There even are flowmeters based on magnetohydrodynamics that can measure the flow (of liquids only?) from the outside of a pipe, if I remember correctly.

Once you meter properly the feed to your chemical reactor, you don't really need to measure its composition. Anyway, there is also a lot of different sensors and instruments to measure in real time the concentration of a single chemical or a class of chemicals, or to perform an almost complete analysis of the products. This is the vast field of analytical chemistry: you can use IR spectrometers, mass spectrometrs, membrane sensors, other kind of sensors based on different chemical or physical properties...

The problem of measuring the liquid level inside a sealed tank may seem trivial, but it is not, especially if great accuracy is required. The classical sinker - or viewing slit - simply cannot do the job. Thus, ultrasonic and radar level meters have been invented (maybe also laser ones, but a laser beam isn't really something you want to mix with flammable liquids): their opearative principle is rather simple - send out some kind of beam that will be reflected, and measure how long it takes to go forth and come back in order to calculate the distance from the instrument to the liquid surface.

Soon, I will explain some of how the values thus measured will be used to effectively control chemical processes.
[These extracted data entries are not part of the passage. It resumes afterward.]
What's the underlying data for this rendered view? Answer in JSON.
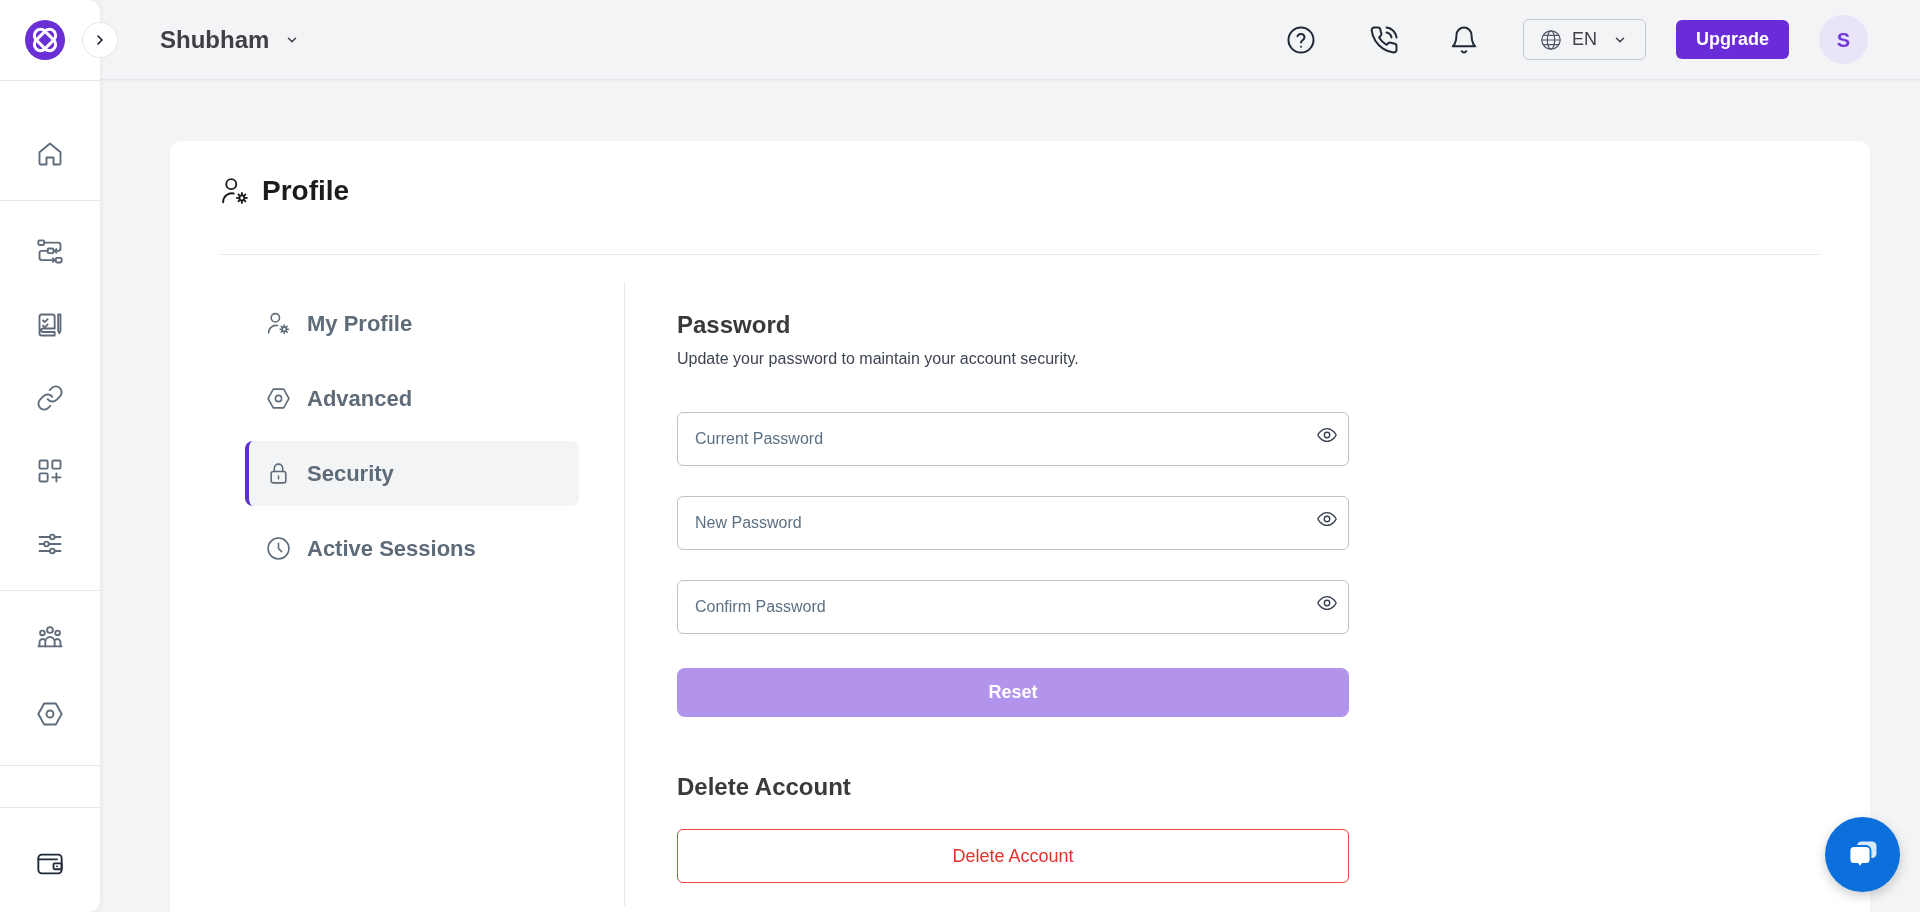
{
  "header": {
    "workspace": "Shubham",
    "language": "EN",
    "upgrade": "Upgrade",
    "avatar": "S"
  },
  "page": {
    "title": "Profile"
  },
  "profile_menu": [
    {
      "label": "My Profile",
      "selected": false
    },
    {
      "label": "Advanced",
      "selected": false
    },
    {
      "label": "Security",
      "selected": true
    },
    {
      "label": "Active Sessions",
      "selected": false
    }
  ],
  "password": {
    "title": "Password",
    "description": "Update your password to maintain your account security.",
    "fields": [
      {
        "placeholder": "Current Password"
      },
      {
        "placeholder": "New Password"
      },
      {
        "placeholder": "Confirm Password"
      }
    ],
    "reset": {
      "label": "Reset",
      "disabled": true
    }
  },
  "delete_account": {
    "title": "Delete Account",
    "button": "Delete Account"
  }
}
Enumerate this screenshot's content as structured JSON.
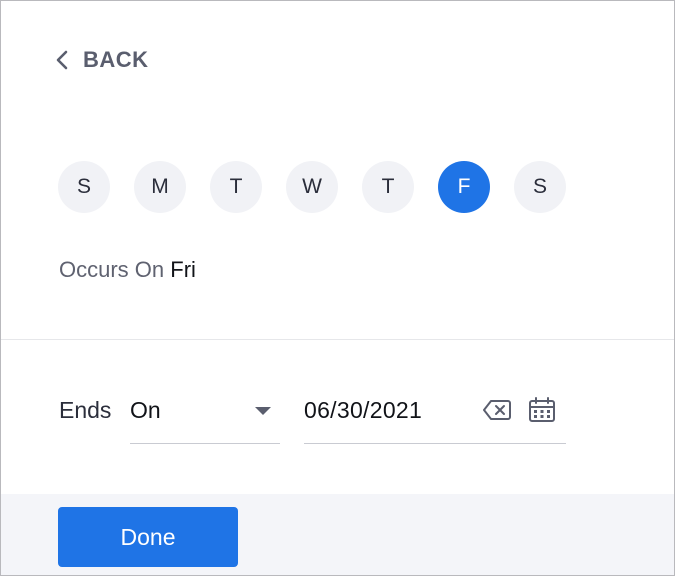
{
  "header": {
    "back_label": "BACK",
    "back_icon": "chevron-left-icon"
  },
  "weekdays": {
    "days": [
      {
        "label": "S",
        "selected": false
      },
      {
        "label": "M",
        "selected": false
      },
      {
        "label": "T",
        "selected": false
      },
      {
        "label": "W",
        "selected": false
      },
      {
        "label": "T",
        "selected": false
      },
      {
        "label": "F",
        "selected": true
      },
      {
        "label": "S",
        "selected": false
      }
    ],
    "selected_color": "#1f74e6",
    "unselected_color": "#f1f2f6"
  },
  "occurs": {
    "label": "Occurs On",
    "value": "Fri"
  },
  "ends": {
    "label": "Ends",
    "mode_value": "On",
    "date_value": "06/30/2021",
    "clear_icon": "backspace-clear-icon",
    "calendar_icon": "calendar-icon"
  },
  "footer": {
    "done_label": "Done"
  },
  "colors": {
    "accent": "#1f74e6"
  }
}
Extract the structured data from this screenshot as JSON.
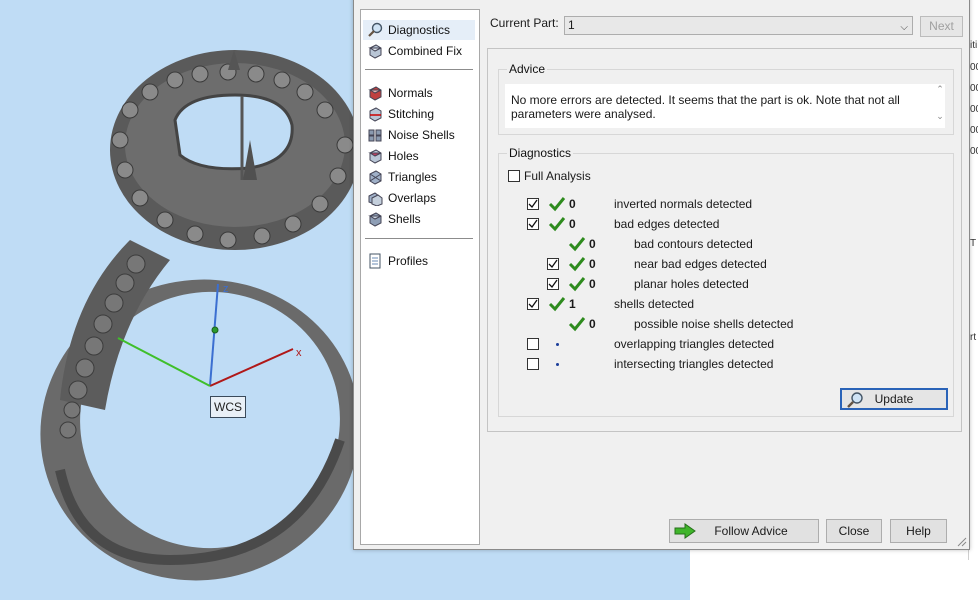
{
  "viewport": {
    "wcs_label": "WCS",
    "axis_labels": {
      "z": "z",
      "x": "x",
      "y": "y"
    },
    "colors": {
      "background": "#bfdcf5",
      "z_axis": "#3b6fd1",
      "x_axis": "#b01818",
      "y_axis": "#3fbf2a",
      "model": "#666666"
    }
  },
  "right_strip": {
    "fragments": [
      "iti",
      "00",
      "00",
      "00",
      "00",
      "00",
      "T",
      "rt"
    ]
  },
  "dialog": {
    "nav": {
      "items_top": [
        {
          "label": "Diagnostics",
          "icon": "magnifier-icon",
          "selected": true
        },
        {
          "label": "Combined Fix",
          "icon": "cube-fix-icon"
        }
      ],
      "items_mid": [
        {
          "label": "Normals",
          "icon": "normals-cube-icon"
        },
        {
          "label": "Stitching",
          "icon": "stitching-cube-icon"
        },
        {
          "label": "Noise Shells",
          "icon": "noise-shells-icon"
        },
        {
          "label": "Holes",
          "icon": "holes-cube-icon"
        },
        {
          "label": "Triangles",
          "icon": "triangles-cube-icon"
        },
        {
          "label": "Overlaps",
          "icon": "overlaps-cube-icon"
        },
        {
          "label": "Shells",
          "icon": "shells-cube-icon"
        }
      ],
      "items_bottom": [
        {
          "label": "Profiles",
          "icon": "document-icon"
        }
      ]
    },
    "current_part": {
      "label": "Current Part:",
      "value": "1",
      "next_label": "Next"
    },
    "advice": {
      "title": "Advice",
      "text": "No more errors are detected. It seems that the part is ok. Note that not all parameters were analysed."
    },
    "diagnostics": {
      "title": "Diagnostics",
      "full_analysis_label": "Full Analysis",
      "full_analysis_checked": false,
      "rows": [
        {
          "checkbox": "checked",
          "status": "ok",
          "count": "0",
          "label": "inverted normals detected",
          "indent": 0
        },
        {
          "checkbox": "checked",
          "status": "ok",
          "count": "0",
          "label": "bad edges detected",
          "indent": 0
        },
        {
          "checkbox": "none",
          "status": "ok",
          "count": "0",
          "label": "bad contours detected",
          "indent": 1
        },
        {
          "checkbox": "checked",
          "status": "ok",
          "count": "0",
          "label": "near bad edges detected",
          "indent": 1
        },
        {
          "checkbox": "checked",
          "status": "ok",
          "count": "0",
          "label": "planar holes detected",
          "indent": 1
        },
        {
          "checkbox": "checked",
          "status": "ok",
          "count": "1",
          "label": "shells detected",
          "indent": 0
        },
        {
          "checkbox": "none",
          "status": "ok",
          "count": "0",
          "label": "possible noise shells detected",
          "indent": 1
        },
        {
          "checkbox": "unchecked",
          "status": "pending",
          "count": "",
          "label": "overlapping triangles detected",
          "indent": 0
        },
        {
          "checkbox": "unchecked",
          "status": "pending",
          "count": "",
          "label": "intersecting triangles detected",
          "indent": 0
        }
      ],
      "update_label": "Update"
    },
    "footer": {
      "follow_advice": "Follow Advice",
      "close": "Close",
      "help": "Help"
    },
    "colors": {
      "check_green": "#2e8b1e",
      "accent_blue": "#2a63b8"
    }
  }
}
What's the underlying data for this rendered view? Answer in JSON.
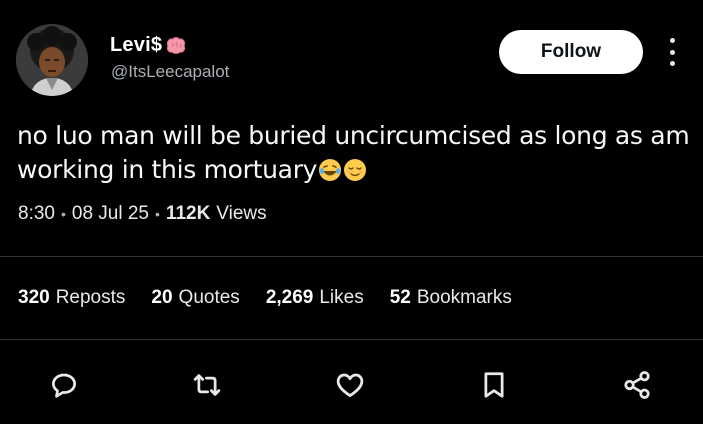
{
  "author": {
    "display_name": "Levi$",
    "handle": "@ItsLeecapalot",
    "name_emoji": "brain-emoji",
    "avatar": "avatar-cartoon-boy"
  },
  "follow_label": "Follow",
  "more_icon": "more-vertical-icon",
  "tweet": {
    "text": "no luo man will be buried uncircumcised as long as am working in this mortuary",
    "emojis": [
      "laughing-emoji",
      "relieved-emoji"
    ]
  },
  "meta": {
    "time": "8:30",
    "date": "08 Jul 25",
    "views_count": "112K",
    "views_label": "Views"
  },
  "stats": [
    {
      "num": "320",
      "label": "Reposts"
    },
    {
      "num": "20",
      "label": "Quotes"
    },
    {
      "num": "2,269",
      "label": "Likes"
    },
    {
      "num": "52",
      "label": "Bookmarks"
    }
  ],
  "actions": [
    "reply-icon",
    "repost-icon",
    "like-icon",
    "bookmark-icon",
    "share-icon"
  ],
  "colors": {
    "background": "#000000",
    "text": "#e7e9ea",
    "secondary": "#aab0b6",
    "divider": "#2f3336"
  }
}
Update 30/05: I forgot to explain something about vacuometers. Pressure gauges and transducers work because fluids exert a pressure that in turn causes a slight deformation of some metallic part; this deformation is proportional to the applied pressure and can be measure. But in vacuum conditions, the pressure exerted by the few remaining gas molecules is to low to deform anything, so other methods must be used. There are vacuum gauges based on thermal conductivity and other based on electrical conductivity. Vacuum systems have quite a lot of applications in various fields: for example, mass spectrometers must operate in high vacuum, and crucial steps of the semiconductor manufacturing need to be carried out in vacuum chambers.
It may seem easy to seal a vacuum system - after all, the pressure differential is just 1 bar. But in practice, it's rather difficult: many processes are very delicate, and even tiny infiltrations of air or other gases can totally cock them up.